# Thread: dimensions of a box w/ fixed volume

1. ## dimensions of a box w/ fixed volume

Find the dimensions of a rectangular box, open at the top, with a volume of 32 cubic feet, using the least amount of material.
I'm not really sure even how to start this problem. Any help?

2. Are you familiar with Lagrange multipliers?.

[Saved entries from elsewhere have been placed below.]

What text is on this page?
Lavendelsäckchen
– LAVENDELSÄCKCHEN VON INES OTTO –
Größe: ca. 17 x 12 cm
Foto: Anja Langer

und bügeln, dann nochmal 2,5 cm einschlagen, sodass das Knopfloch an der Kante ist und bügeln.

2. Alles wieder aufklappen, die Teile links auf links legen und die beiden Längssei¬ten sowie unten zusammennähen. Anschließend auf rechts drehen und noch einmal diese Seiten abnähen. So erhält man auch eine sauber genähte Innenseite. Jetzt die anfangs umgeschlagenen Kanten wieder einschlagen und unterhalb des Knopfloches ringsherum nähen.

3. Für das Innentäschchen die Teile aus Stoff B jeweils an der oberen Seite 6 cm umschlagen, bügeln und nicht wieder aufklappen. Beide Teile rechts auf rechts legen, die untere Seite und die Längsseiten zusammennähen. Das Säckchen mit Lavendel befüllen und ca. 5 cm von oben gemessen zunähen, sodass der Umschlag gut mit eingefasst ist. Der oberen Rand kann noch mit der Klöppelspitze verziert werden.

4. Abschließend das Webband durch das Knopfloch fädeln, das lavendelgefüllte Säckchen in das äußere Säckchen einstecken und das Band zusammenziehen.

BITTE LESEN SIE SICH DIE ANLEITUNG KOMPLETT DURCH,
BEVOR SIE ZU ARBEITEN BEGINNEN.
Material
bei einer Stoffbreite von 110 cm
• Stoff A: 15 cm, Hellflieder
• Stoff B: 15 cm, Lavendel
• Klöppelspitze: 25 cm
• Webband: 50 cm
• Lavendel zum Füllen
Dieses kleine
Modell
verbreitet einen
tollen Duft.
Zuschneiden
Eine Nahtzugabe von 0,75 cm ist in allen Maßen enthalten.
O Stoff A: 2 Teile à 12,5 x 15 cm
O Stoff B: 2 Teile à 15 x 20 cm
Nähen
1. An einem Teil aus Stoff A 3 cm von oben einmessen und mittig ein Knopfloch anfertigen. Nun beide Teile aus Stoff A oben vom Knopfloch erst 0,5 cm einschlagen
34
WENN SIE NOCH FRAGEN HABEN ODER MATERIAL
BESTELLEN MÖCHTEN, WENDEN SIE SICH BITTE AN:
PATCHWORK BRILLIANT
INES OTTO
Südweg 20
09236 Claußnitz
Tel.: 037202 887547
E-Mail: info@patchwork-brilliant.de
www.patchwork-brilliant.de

We must minimize $\displaystyle S=xy+2xz+2yz$

subject to the constraint $\displaystyle xyz=32$

If we let $\displaystyle f(x,y,z)=xy+2xz+2yz$ and $\displaystyle g(x,y,z)=xyz$

then, $\displaystyle {\nabla}f=(y+2z)i+(x+2z)j+(2x+2y)k$

and

$\displaystyle {\nabla}g=yzi+xzj+xyk$

If follows that $\displaystyle {\nabla}g\neq{0}$ at any point on the surface

xyz=32, since x, y, and z are all non zero on this surface. So, we must have

$\displaystyle {\nabla}f={\lambda}{\nabla}g$

So, we get the 3 equations:

$\displaystyle y+2z={\lambda}yz$

$\displaystyle x+2z={\lambda}xz$

$\displaystyle 2x+2y={\lambda}xy$

These can be rewritten like:

$\displaystyle \frac{1}{z}+\frac{1}{y}={\lambda}$...[1]

$\displaystyle \frac{1}{z}+\frac{2}{z}={\lambda}$....[2]

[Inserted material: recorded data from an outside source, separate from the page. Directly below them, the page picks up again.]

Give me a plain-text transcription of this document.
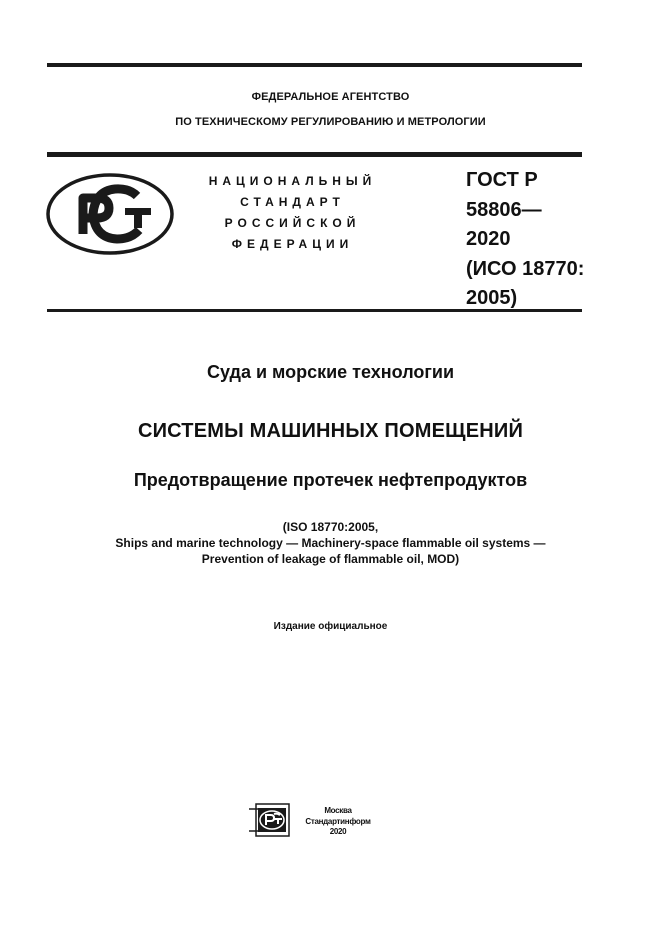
ФЕДЕРАЛЬНОЕ АГЕНТСТВО
ПО ТЕХНИЧЕСКОМУ РЕГУЛИРОВАНИЮ И МЕТРОЛОГИИ
НАЦИОНАЛЬНЫЙ
СТАНДАРТ
РОССИЙСКОЙ
ФЕДЕРАЦИИ
ГОСТ Р
58806—
2020
(ИСО 18770:
2005)
Суда и морские технологии
СИСТЕМЫ МАШИННЫХ ПОМЕЩЕНИЙ
Предотвращение протечек нефтепродуктов
(ISO 18770:2005,
Ships and marine technology — Machinery-space flammable oil systems —
Prevention of leakage of flammable oil, MOD)
Издание официальное
Москва
Стандартинформ
2020
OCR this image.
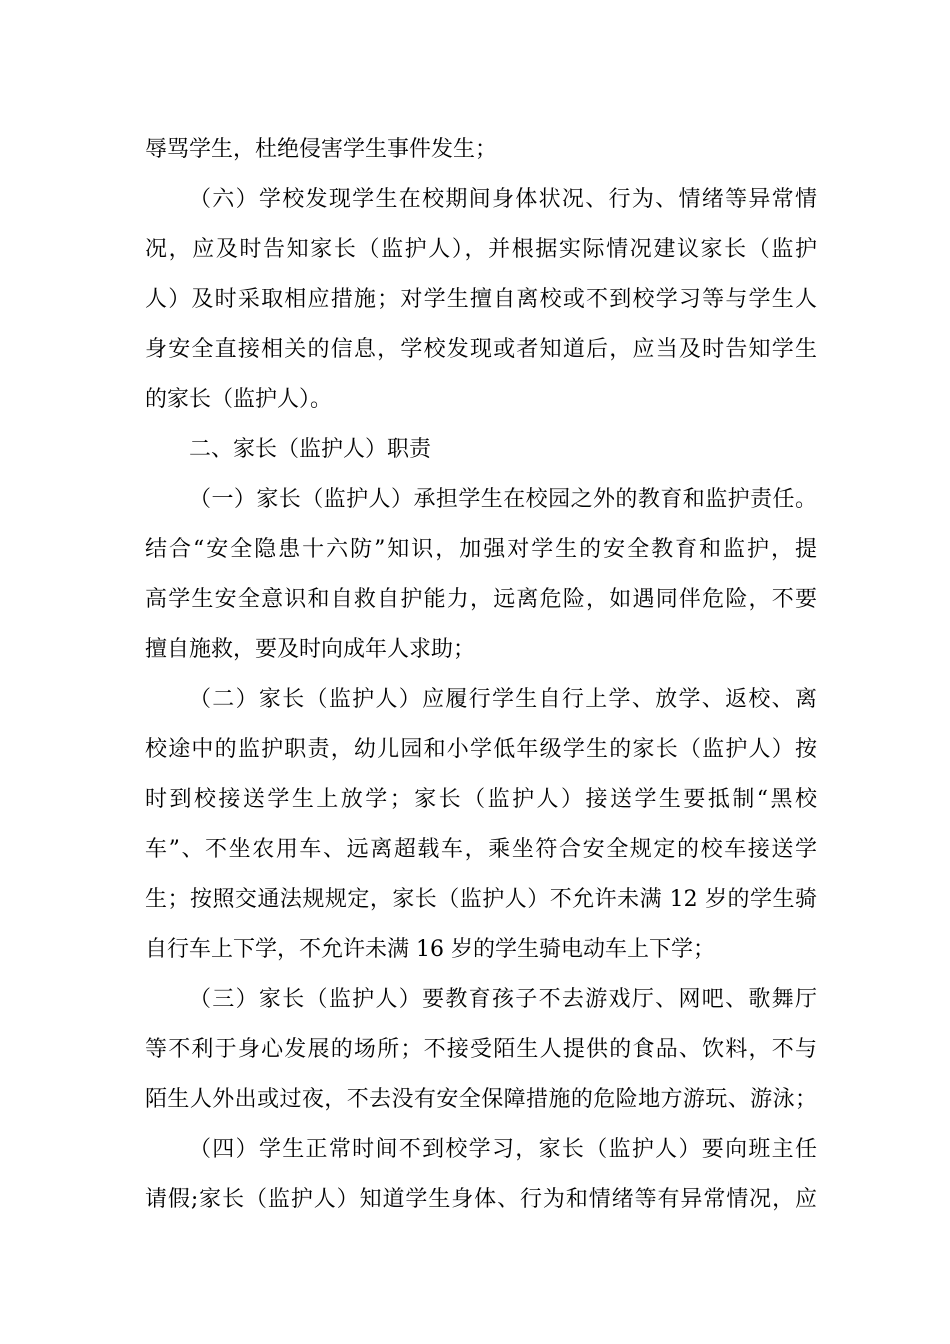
辱骂学生，杜绝侵害学生事件发生；

（六）学校发现学生在校期间身体状况、行为、情绪等异常情

况，应及时告知家长（监护人），并根据实际情况建议家长（监护

人）及时采取相应措施；对学生擅自离校或不到校学习等与学生人

身安全直接相关的信息，学校发现或者知道后，应当及时告知学生

的家长（监护人）。

二、家长（监护人）职责

（一）家长（监护人）承担学生在校园之外的教育和监护责任。

结合“安全隐患十六防”知识，加强对学生的安全教育和监护，提

高学生安全意识和自救自护能力，远离危险，如遇同伴危险，不要

擅自施救，要及时向成年人求助；

（二）家长（监护人）应履行学生自行上学、放学、返校、离

校途中的监护职责，幼儿园和小学低年级学生的家长（监护人）按

时到校接送学生上放学；家长（监护人）接送学生要抵制“黑校

车”、不坐农用车、远离超载车，乘坐符合安全规定的校车接送学

生；按照交通法规规定，家长（监护人）不允许未满 12 岁的学生骑

自行车上下学，不允许未满 16 岁的学生骑电动车上下学；

（三）家长（监护人）要教育孩子不去游戏厅、网吧、歌舞厅

等不利于身心发展的场所；不接受陌生人提供的食品、饮料，不与

陌生人外出或过夜，不去没有安全保障措施的危险地方游玩、游泳；

（四）学生正常时间不到校学习，家长（监护人）要向班主任

请假;家长（监护人）知道学生身体、行为和情绪等有异常情况，应
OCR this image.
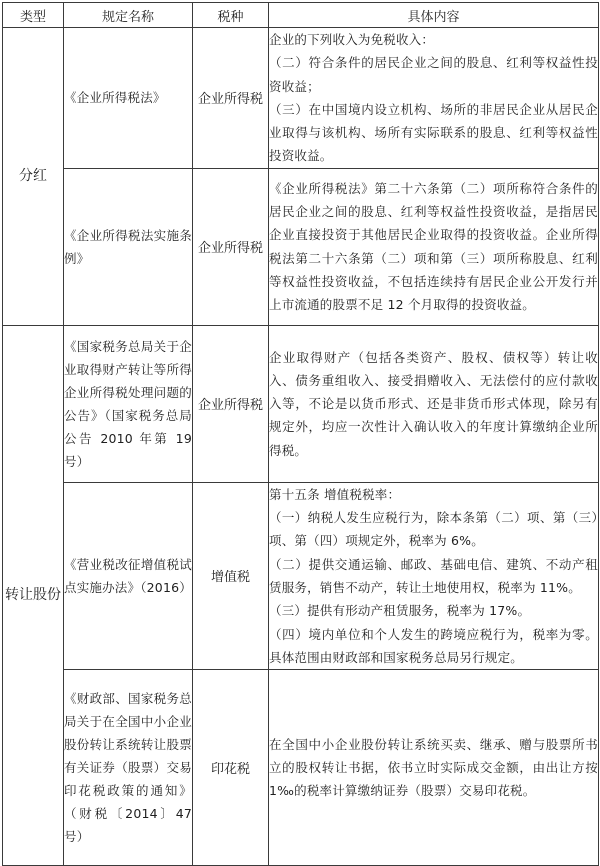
类型	规定名称	税种	具体内容
分红	《企业所得税法》	企业所得税	企业的下列收入为免税收入：
（二）符合条件的居民企业之间的股息、红利等权益性投资收益；
（三）在中国境内设立机构、场所的非居民企业从居民企业取得与该机构、场所有实际联系的股息、红利等权益性投资收益。

	《企业所得税法实施条例》	企业所得税	《企业所得税法》第二十六条第（二）项所称符合条件的居民企业之间的股息、红利等权益性投资收益，是指居民企业直接投资于其他居民企业取得的投资收益。企业所得税法第二十六条第（二）项和第（三）项所称股息、红利等权益性投资收益，不包括连续持有居民企业公开发行并上市流通的股票不足 12 个月取得的投资收益。

转让股份	《国家税务总局关于企业取得财产转让等所得企业所得税处理问题的公告》（国家税务总局公告 2010 年第 19 号）	企业所得税	企业取得财产（包括各类资产、股权、债权等）转让收入、债务重组收入、接受捐赠收入、无法偿付的应付款收入等，不论是以货币形式、还是非货币形式体现，除另有规定外，均应一次性计入确认收入的年度计算缴纳企业所得税。

	《营业税改征增值税试点实施办法》（2016）	增值税	第十五条 增值税税率：
（一）纳税人发生应税行为，除本条第（二）项、第（三）项、第（四）项规定外，税率为 6%。
（二）提供交通运输、邮政、基础电信、建筑、不动产租赁服务，销售不动产，转让土地使用权，税率为 11%。
（三）提供有形动产租赁服务，税率为 17%。
（四）境内单位和个人发生的跨境应税行为，税率为零。具体范围由财政部和国家税务总局另行规定。

	《财政部、国家税务总局关于在全国中小企业股份转让系统转让股票有关证券（股票）交易印花税政策的通知》（财税〔2014〕47 号）	印花税	在全国中小企业股份转让系统买卖、继承、赠与股票所书立的股权转让书据，依书立时实际成交金额，由出让方按 1‰的税率计算缴纳证券（股票）交易印花税。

$\displaystyle \frac{2}{y}+\frac{2}{z}-{\lambda}$....[3]

From [1] and [2] we get $\displaystyle y=x$

From [2] and [3] we get $\displaystyle z=\frac{x}{2}$

Sub these into the constraint and get:

$\displaystyle \frac{x^{3}}{2}=32$

Now, I will leave finding the values up to you. Not much left to do.

You can also do this with partial derivatives.

3. Hello, ikickyouindanuts!

Find the dimensions of an open-top rectangular box with a volume of 32 ft³,
using the least amount of material.
You need to be familiar with partial derivatives . . .
Code:
          *-----------*
/|          /|
/ |         / |
/  |        /  |H
*-----------*   |
|           |   |
|           |   *
H |           |  /
|           | /W
|           |/
*-----------*
L

The volume is 32 ft³: .$\displaystyle LWH \:=\:32\quad\Rightarrow\quad H \:=\:\frac{32}{LW}\;\;{\color{blue}1]}$

The base has area: .$\displaystyle LW$

The front and back has area: .$\displaystyle 2LH$

The sides have area: .$\displaystyle 2WH$

The total area is: .$\displaystyle A \:=\:LW + 2LH + 2WH\;\;{\color{blue}[2]}$

Substitute [1] into [2]: .$\displaystyle A \;=\;LW + 2L\left(\frac{32}{LW}\right) + 2W\left(\frac{32}{LW}\right)$

. . and we have: .$\displaystyle A \;=\;LW + 64W^{-1} + 64L^{-1}$

Take partial dereivatives and equate to zero:

. . $\displaystyle \begin{array}{cccccccccc}\frac{\partial A}{\partial L} &=& W - 64L^{-2} &=& 0 & \Rightarrow & L^2W &=& 64 & {\color{blue}[3]}\\ \frac{\partial A}{\partial W} &=& L - 64W^{-2} &=&0 & \Rightarrow & LW^2 &=& 64 & {\color{blue}[4]}\end{array}$

Equate [3] and [4]: .$\displaystyle L^2W \:=\:LW^2\quad\Rightarrow\quad L \:=\:W$

Substitute into [3]: .$\displaystyle L^3 \:=\:64\quad\Rightarrow\quad L \:=\:4\quad\Rightarrow\quad W \:=\:4$

Substitute into [1]: .$\displaystyle H \:=\:\frac{32}{4\cdot4} \;=\;2$

. . Therefore: .$\displaystyle (L,W,H) \;=\;(4,4,2)$

4. thanks a lot guys, this really helps. We have covered partial derivatives, and I knew it was possible, but I couldn't figure out where to start.
I have never heard of Lagrange multipliers.